Tout de même, à lire Bosco, on se sent presque en vacances par rapport à la contention radicale et verticale qu’exige Broch de son lecteur, tout au moins dans La Mort de Virgile. Tante Martine fait donc un peu figure de délassement, quand sa lecture intervient après. Mais Paul Valéry l’avait bien dit : « Ô récompense après une pensée / Qu’un long regard sur le calme des dieux ». C’est là qu’on se sent en vacances : Henri Bosco, c’est les vacances après Hermann Broch.
Les doigts de pied se mettent d’eux-mêmes en éventail, on est sur l’herbe douce, on commence à regarder les feuilles par en dessous et, de fil en anguille, après avoir apporté sa modeste contribution à l’augmentation de capital du contentement de la copine étendue à côté, sans se demander si l’appel d’offre était réglementaire, légal, ou même moralement défendable, on sombre dans cette délicieuse somnolence de l’être procurée par le farniente. La Cérigoule murmure pas loin, gardant au frais le reste de rosé de Provence. Même les oiseaux piquent un roupillon. On était venus pour ça.
Alors maintenant, essayez d’imaginer, à l’intérieur même de ces vacances, somme toute encore un peu studieuses, des sortes de vacances au carré. Car qui passe authentiquement ses vacances à ne rien faire ? Et ça se comprend. Ne faire strictement rien, rester étendu au soleil comme la limace sur la feuille de laitue, c’est s’exposer au pire risque qui menace l’humanité souffrante : se mettre soudain à penser. Qui aurait la témérité d’affronter le monstre ?
C’est là, au milieu des après-midi torrides, dans la touffeur des étés où déjà pointe à l’horizon l’horreur de la rentrée, que vous vous accrochez à la planche de salut : un livre ! Vous avez bien lu. Mais pas n’importe lequel. Les vacances au carré ne peuvent décemment se passer ailleurs que dans un volume édité par les éditions Fleuve Noir, dans la collection « Spécial Police », et plus précisément dans la série passée à la postérité sous l’appellation générique de SAN ANTONIO. Voilà, c’est dit.
Maintenant, ce n’est pas parce que le nom magique est lâché qu’il faut se précipiter à l’aveuglette. Dans les cent soixante quinze titres parus, on dira ce qu’on voudra, mais il y a du bon et du moins bon, il y a à boire et à manger, il y a de la chèvre et du chou, du haut et du bas, de la poire et du fromage, du ziste et du zeste, du chien et du loup.

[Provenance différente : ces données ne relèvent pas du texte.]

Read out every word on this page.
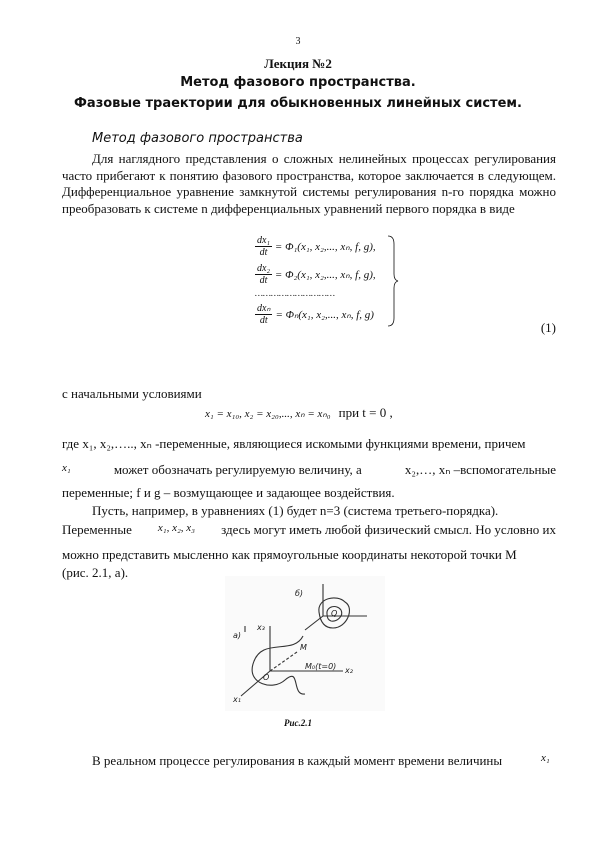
3
Лекция №2
Метод фазового пространства.
Фазовые траектории для обыкновенных линейных систем.
Метод фазового пространства
Для наглядного представления о сложных нелинейных процессах регулирования часто прибегают к понятию фазового пространства, которое заключается в следующем. Дифференциальное уравнение замкнутой системы регулирования n-го порядка можно преобразовать к системе n дифференциальных уравнений первого порядка в виде
$\frac{\text{dx₁}}{dt} = \Phi_1(x_1$, x₂,..., xₙ, f, g),
$\frac{\text{dx₂}}{dt} = \Phi_2(x_1$, x₂,..., xₙ, f, g),
…………………………
$\frac{\text{dxₙ}}{dt} = \Phi_n(x_1$, x₂,..., xₙ, f, g)
(1)
с начальными условиями
x₁ = x₁₀, x₂ = x₂₀,..., xₙ = xₙ₀ при t = 0 ,
где x₁, x₂,….., xₙ -переменные, являющиеся искомыми функциями времени, причем
x₁	может обозначать регулируемую величину, а	x₂,…, xₙ –вспомогательные
переменные; f и g – возмущающее и задающее воздействия.
Пусть, например, в уравнениях (1) будет n=3 (система третьего-порядка).
Переменные x₁, x₂, x₃ здесь могут иметь любой физический смысл. Но условно их
можно представить мысленно как прямоугольные координаты некоторой точки М
(рис. 2.1, а).
a)
б)
O
M
M₀(t=0)
Q
x₁
x₂
x₃
Рис.2.1
В реальном процессе регулирования в каждый момент времени величины	x₁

Entre nous et le pont de l’Alma, ma petite sœur n’irait pas plus y mettre la main que dans la culotte du zouave. Il y faut un minimum de prudence, de circonspection et de discernement.
Il faut bien dire que le bon Frédéric Dard ne l’était pas tout le temps, et il lui est arrivé plus d’une fois d’avoir des coups de mou dans le porte-plume. C’est forcé, c’est humain, c'est normal et c'est comme ça : le meilleur chroniqueur de presse, qui sue sang et eau pour fournir avant le bouclage les 1500 signes quotidiens qui font bouillir sa marmite, il y a forcément du déchet dans sa production. On ne peut pas toujours être au top, c’est l’évidence. Même chez Alexandre Vialatte, on trouve parfois que l'auteur ne s'est pas donné trop de mal. Un frustration, certes légère, mais indéniable, s'ensuit fatalement. On dira que c'est la vie.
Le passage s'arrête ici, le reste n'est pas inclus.